Making Cocoa Bean Mulch Making Cocoa Bean Mulch

What You'll Need
Cocoa bean husks

Mulch is an important factor in any garden. It helps retain moisture, adds nutrients to the soil and prevents erosion. One of the many options for mulch is cocoa bean mulch. This mulch is a dark brown color and only gets darker with age. For the first two or three weeks, the mulch smells like chocolate. Another advantage is that, unlike some organic mulch, there are no weeds hidden among the husks. You can buy this mulch at a nursery or garden supply store. Or, if you live near a chocolate factory, you can ask for the cocoa bean husks. Most factories are more than happy to get rid of their excess waste.

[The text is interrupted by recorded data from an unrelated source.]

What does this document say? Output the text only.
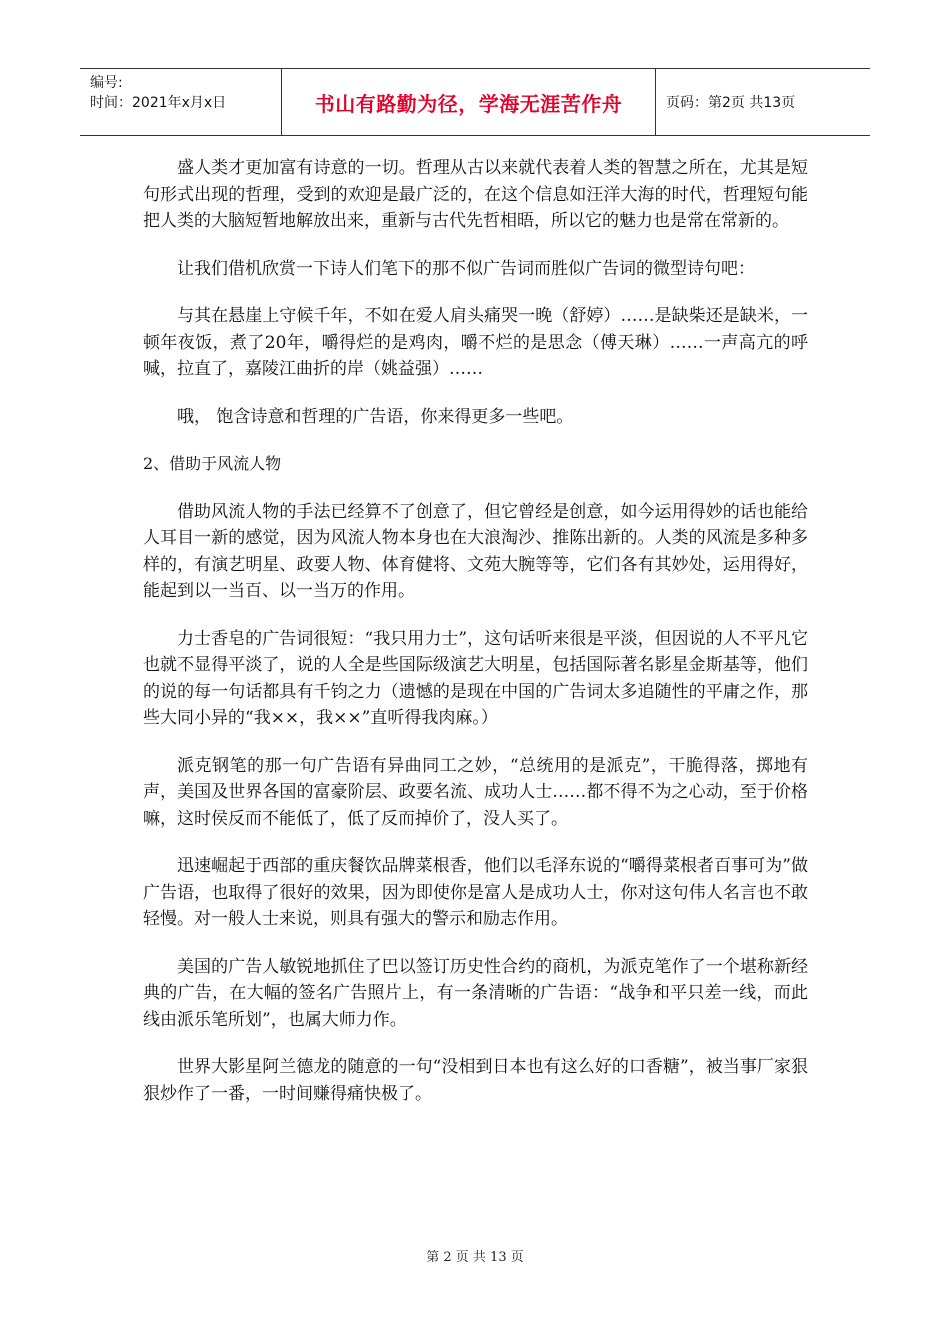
编号:
时间：2021年x月x日	书山有路勤为径，学海无涯苦作舟	页码：第2页 共13页

盛人类才更加富有诗意的一切。哲理从古以来就代表着人类的智慧之所在，尤其是短句形式出现的哲理，受到的欢迎是最广泛的，在这个信息如汪洋大海的时代，哲理短句能把人类的大脑短暂地解放出来，重新与古代先哲相晤，所以它的魅力也是常在常新的。

让我们借机欣赏一下诗人们笔下的那不似广告词而胜似广告词的微型诗句吧：

与其在悬崖上守候千年，不如在爱人肩头痛哭一晚（舒婷）……是缺柴还是缺米，一顿年夜饭，煮了20年，嚼得烂的是鸡肉，嚼不烂的是思念（傅天琳）……一声高亢的呼喊，拉直了，嘉陵江曲折的岸（姚益强）……

哦， 饱含诗意和哲理的广告语，你来得更多一些吧。

2、借助于风流人物

借助风流人物的手法已经算不了创意了，但它曾经是创意，如今运用得妙的话也能给人耳目一新的感觉，因为风流人物本身也在大浪淘沙、推陈出新的。人类的风流是多种多样的，有演艺明星、政要人物、体育健将、文苑大腕等等，它们各有其妙处，运用得好，能起到以一当百、以一当万的作用。

力士香皂的广告词很短：“我只用力士”，这句话听来很是平淡，但因说的人不平凡它也就不显得平淡了，说的人全是些国际级演艺大明星，包括国际著名影星金斯基等，他们的说的每一句话都具有千钧之力（遗憾的是现在中国的广告词太多追随性的平庸之作，那些大同小异的“我××，我××”直听得我肉麻。）

派克钢笔的那一句广告语有异曲同工之妙，“总统用的是派克”，干脆得落，掷地有声，美国及世界各国的富豪阶层、政要名流、成功人士……都不得不为之心动，至于价格嘛，这时侯反而不能低了，低了反而掉价了，没人买了。

迅速崛起于西部的重庆餐饮品牌菜根香，他们以毛泽东说的“嚼得菜根者百事可为”做广告语，也取得了很好的效果，因为即使你是富人是成功人士，你对这句伟人名言也不敢轻慢。对一般人士来说，则具有强大的警示和励志作用。

美国的广告人敏锐地抓住了巴以签订历史性合约的商机，为派克笔作了一个堪称新经典的广告，在大幅的签名广告照片上，有一条清晰的广告语：“战争和平只差一线，而此线由派乐笔所划”，也属大师力作。

世界大影星阿兰德龙的随意的一句“没相到日本也有这么好的口香糖”，被当事厂家狠狠炒作了一番，一时间赚得痛快极了。

第 2 页 共 13 页
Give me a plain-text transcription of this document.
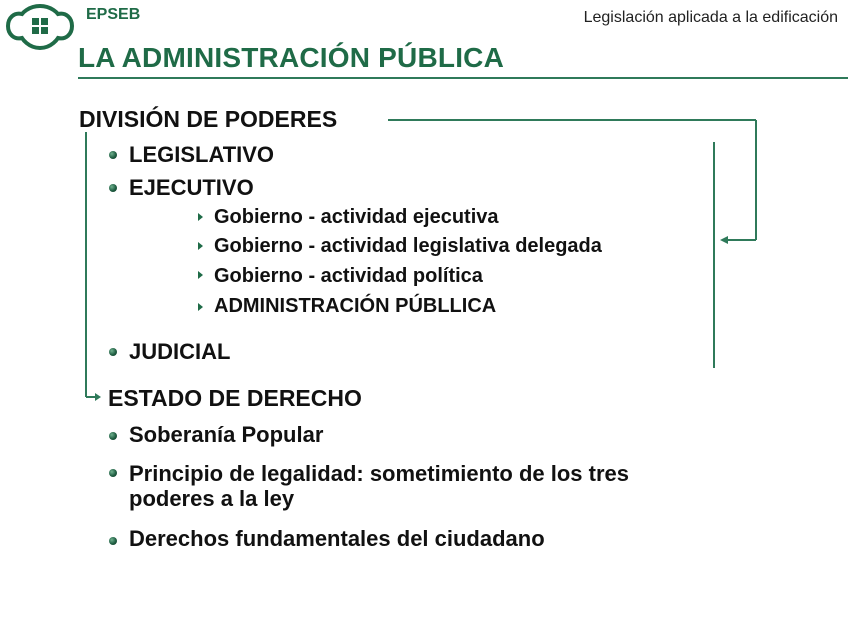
EPSEB	Legislación aplicada a la edificación
LA ADMINISTRACIÓN PÚBLICA
DIVISIÓN DE PODERES
LEGISLATIVO
EJECUTIVO
Gobierno - actividad ejecutiva
Gobierno - actividad legislativa delegada
Gobierno - actividad política
ADMINISTRACIÓN PÚBLLICA
JUDICIAL
ESTADO DE DERECHO
Soberanía Popular
Principio de legalidad: sometimiento de los tres
poderes a la ley
Derechos fundamentales del ciudadano
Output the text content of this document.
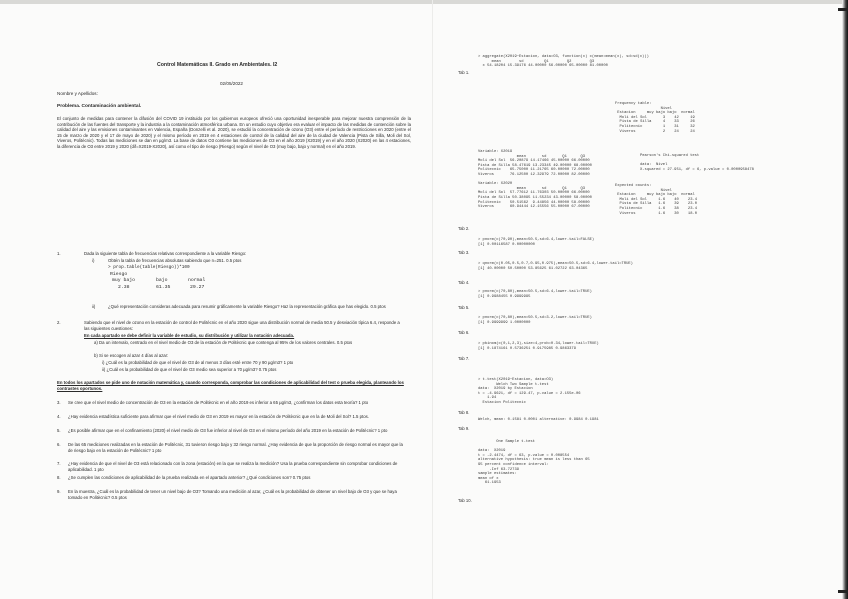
Control Matemáticas II. Grado en Ambientales. I2
02/05/2022
Nombre y Apellidos:
Problema. Contaminación ambiental.
El conjunto de medidas para contener la difusión del COVID 19 instituido por los gobiernos europeos ofreció una oportunidad inesperable para mejorar nuestra comprensión de la contribución de las fuentes del transporte y la industria a la contaminación atmosférica urbana. En un estudio cuyo objetivo era evaluar el impacto de las medidas de contención sobre la calidad del aire y las emisiones contaminantes en Valencia, España (Donzelli et al. 2020), se estudió la concentración de ozono (O3) entre el período de restricciones en 2020 (entre el 15 de marzo de 2020 y el 17 de mayo de 2020) y el mismo período en 2019 en 4 estaciones de control de la calidad del aire de la ciudad de Valencia (Pista de Silla, Moli del Sol, Viveros, Politècnic). Todas las mediciones se dan en µg/m3. La base de datos O3 contiene las mediciones de O3 en el año 2019 (X2019) y en el año 2020 (X2020) en las 4 estaciones, la diferencia de O3 entre 2019 y 2020 (dif=X2019-X2020), así como el tipo de riesgo (Riesgo) según el nivel de O3 (muy bajo, bajo y normal) en el año 2019.
1.	Dada la siguiente tabla de frecuencias relativas correspondiente a la variable Riesgo:
i)	Obtén la tabla de frecuencias absolutas sabiendo que n=251. 0.5 ptos
> prop.table(table(Riesgo))*100
Riesgo
muy bajo	bajo	normal
2.38	61.35	29.27
ii)	¿Qué representación consideras adecuada para resumir gráficamente la variable Riesgo? Haz la representación gráfica que has elegido. 0.5 ptos
2.	Sabiendo que el nivel de ozono en la estación de control de Politècnic en el año 2020 sigue una distribución normal de media 50.5 y desviación típica 6.4, responde a las siguientes cuestiones:
En cada apartado se debe definir la variable de estudio, su distribución y utilizar la notación adecuada.
a) Da un intervalo, centrado en el nivel medio de O3 de la estación de Politècnic que contenga al 95% de los valores centrales. 0.5 ptos
b) Si se escogen al azar 4 días al azar:
i) ¿Cuál es la probabilidad de que el nivel de O3 de al menos 3 días esté entre 70 y 90 µg/m3? 1 pto
ii) ¿Cuál es la probabilidad de que el nivel de O3 medio sea superior a 70 µg/m3? 0.75 ptos
En todos los apartados se pide uno de notación matemática y, cuando corresponda, comprobar las condiciones de aplicabilidad del test o prueba elegida, planteando los contrastes oportunos.
3. Se cree que el nivel medio de concentración de O3 en la estación de Politècnic en el año 2019 es inferior a 65 µg/m3, ¿confirman los datos esta teoría? 1 pto
4. ¿Hay evidencia estadística suficiente para afirmar que el nivel medio de O3 en 2019 es mayor en la estación de Politècnic que en la de Moli del Sol? 1.5 ptos.
5. ¿Es posible afirmar que en el confinamiento (2020) el nivel medio de O3 fue inferior al nivel de O3 en el mismo período del año 2019 en la estación de Politècnic? 1 pto
6. De las 65 mediciones realizadas en la estación de Politècnic, 31 tuvieron riesgo bajo y 32 riesgo normal. ¿Hay evidencia de que la proporción de riesgo normal es mayor que la de riesgo bajo en la estación de Politècnic? 1 pto
7. ¿Hay evidencia de que el nivel de O3 está relacionado con la zona (estación) en la que se realiza la medición? Usa la prueba correspondiente sin comprobar condiciones de aplicabilidad. 1 pto
8. ¿Se cumplen las condiciones de aplicabilidad de la prueba realizada en el apartado anterior? ¿Qué condiciones son? 0.75 ptos
9. En la muestra, ¿Cuál es la probabilidad de tener un nivel bajo de O3? Tomando una medición al azar, ¿Cuál es la probabilidad de obtener un nivel bajo de O3 y que se haya tomado en Politècnic? 0.5 ptos
Tab 1.
> aggregate(X2019~Estacion, data=O3, function(x) c(mean=mean(x), sd=sd(x)))
mean        sd         Q1        Q2        Q3
x 54.18204 15.39176 44.00000 56.00000 65.00000 81.00000
Frequency table:
Nivel
Estacion     muy bajo bajo  normal
Moli del Sol       3    42     19
Pista de Silla     4    33     26
Politecnic         1    31     32
Viveros            2    24     24
Pearson's Chi-squared test

data:  Nivel
X-squared = 27.951, df = 6, p-value = 0.0000958478
Expected counts:
Nivel
Estacion     muy bajo bajo  normal
Moli del Sol     1.6    40    23.4
Pista de Silla   1.6    39    23.0
Politecnic       1.6    38    23.4
Viveros          1.6    30    18.0
Variable: X2019
mean       sd       Q1      Q3
Moli del Sol  56.20879 14.17466 45.00000 66.00000
Pista de Silla 58.47619 13.23345 49.00000 68.00000
Politecnic    65.75000 11.21765 60.00000 72.00000
Viveros       76.12500 12.32979 72.00000 82.00000

Variable: X2020
mean       sd       Q1      Q3
Moli del Sol  57.77612 11.76303 50.00000 66.00000
Pista de Silla 50.38095 11.55234 43.00000 58.00000
Politecnic    50.51562  9.44856 44.00000 58.00000
Viveros       60.94444 12.15556 55.00000 67.00000
Tab 2.
> pnorm(c(70,90),mean=50.5,sd=6.4,lower.tail=FALSE)
[1] 0.00116587 0.00000000
Tab 3.
> qnorm(c(0.05,0.5,0.7,0.95,0.975),mean=50.5,sd=6.4,lower.tail=TRUE)
[1] 40.00000 50.50000 53.85625 61.02722 63.04365
Tab 4.
> pnorm(c(70,80),mean=50.5,sd=6.4,lower.tail=TRUE)
[1] 0.9988455 0.9999995
Tab 5.
> pnorm(c(70,80),mean=50.5,sd=3.2,lower.tail=TRUE)
[1] 0.9999999 1.0000000
Tab 6.
> pbinom(c(0,1,2,3),size=4,prob=0.34,lower.tail=TRUE)
[1] 0.1874161 0.5736251 0.9175985 0.9863379
Tab 7.
> t.test(X2019~Estacion, data=O3)
Welch Two Sample t-test
data:  X2019 by Estacion
t = -4.9621, df = 129.47, p-value = 2.155e-06
1.94
Estacion Politecnic
Tab 8.
Welch, mean: 0.1581 0.0001 alternative: 0.9984 0.1981
Tab 9.
One Sample t-test

data:  X2019
t = -2.4474, df = 63, p-value = 0.008554
alternative hypothesis: true mean is less than 65
95 percent confidence interval:
-Inf 63.72739
sample estimates:
mean of x
61.1953
Tab 10.
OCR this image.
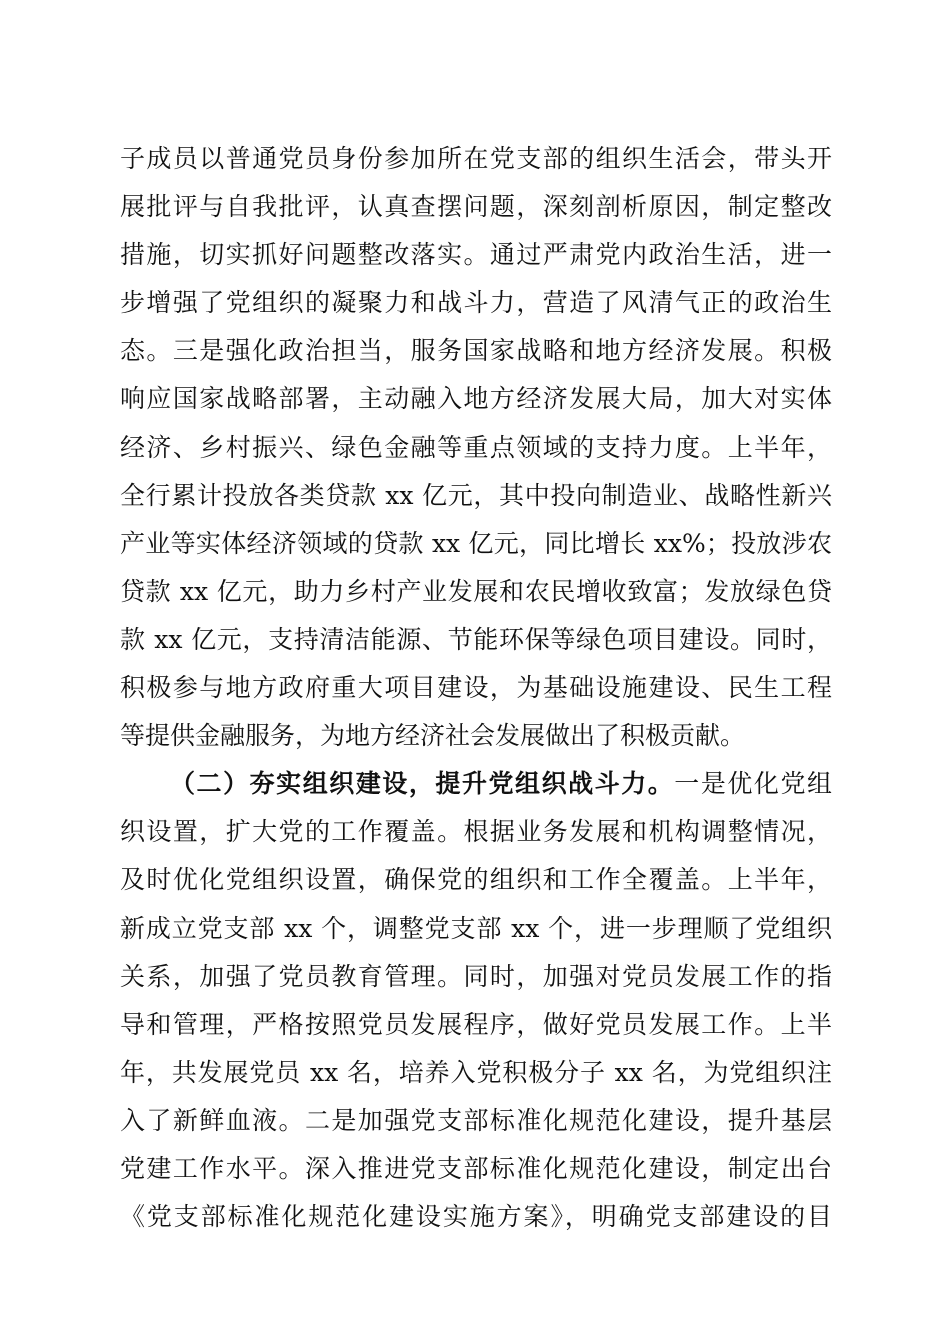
子成员以普通党员身份参加所在党支部的组织生活会，带头开
展批评与自我批评，认真查摆问题，深刻剖析原因，制定整改
措施，切实抓好问题整改落实。通过严肃党内政治生活，进一
步增强了党组织的凝聚力和战斗力，营造了风清气正的政治生
态。三是强化政治担当，服务国家战略和地方经济发展。积极
响应国家战略部署，主动融入地方经济发展大局，加大对实体
经济、乡村振兴、绿色金融等重点领域的支持力度。上半年，
全行累计投放各类贷款 xx 亿元，其中投向制造业、战略性新兴
产业等实体经济领域的贷款 xx 亿元，同比增长 xx%；投放涉农
贷款 xx 亿元，助力乡村产业发展和农民增收致富；发放绿色贷
款 xx 亿元，支持清洁能源、节能环保等绿色项目建设。同时，
积极参与地方政府重大项目建设，为基础设施建设、民生工程
等提供金融服务，为地方经济社会发展做出了积极贡献。
（二）夯实组织建设，提升党组织战斗力。一是优化党组
织设置，扩大党的工作覆盖。根据业务发展和机构调整情况，
及时优化党组织设置，确保党的组织和工作全覆盖。上半年，
新成立党支部 xx 个，调整党支部 xx 个，进一步理顺了党组织
关系，加强了党员教育管理。同时，加强对党员发展工作的指
导和管理，严格按照党员发展程序，做好党员发展工作。上半
年，共发展党员 xx 名，培养入党积极分子 xx 名，为党组织注
入了新鲜血液。二是加强党支部标准化规范化建设，提升基层
党建工作水平。深入推进党支部标准化规范化建设，制定出台
《党支部标准化规范化建设实施方案》，明确党支部建设的目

Some concerns have been raised about the safety of cocoa mulch when there are dogs in the garden. There is a chemical contained in cocoa beans that is harmful to dogs. While there are not many documented cases, it is better to be safe than sorry. Keep your dog out of the garden if you do choose to use this mulch.

Step 1: Husks

The first thing you need to do is to get your hands on cocoa bean husks. Depending on where you go, you may find that the husks have been treated with different chemicals. For example, husks treated with oil and theobromine are very good mulch for acidic soil. If possible, try to get untreated husks, and then you won’t have to worry about the impact on your garden.

Step 2: Layer

Once you have the husks, lay a thin layer around your garden. The mulch only needs to be an inch deep to do its job properly. This mulch can be used with any plant, so there is no need to buy several kinds of mulch.

Step 3: Water

Once you have laid down the mulch, water it. Water will cause the husks to curl around each other, creating a honeycomb affect. The interlocking husks will not be easily washed or blown, away. The husks will also prevent the water from running away from the plants. This extra water will help your plants grow healthy and strong.

Step 4: Mold

Sometimes cocoa husks will mold. This mold has not proven to be detrimental to any plants, but the husks do become white. If you wish, you can regularly rake the cocoa husks. This will help prevent mold and will turn over any husks that do have mold, making it less visible.

Step 5: A Year Later

After a year, most of the cocoa husks will have decomposed, leaving nutrients in the soil. You will need to choose whether you wish to use cocoa bean mulch or another form of organic mulch. Do not let your garden grow without mulch of some kind. The mulch is what helps keep your garden healthy throughout the year.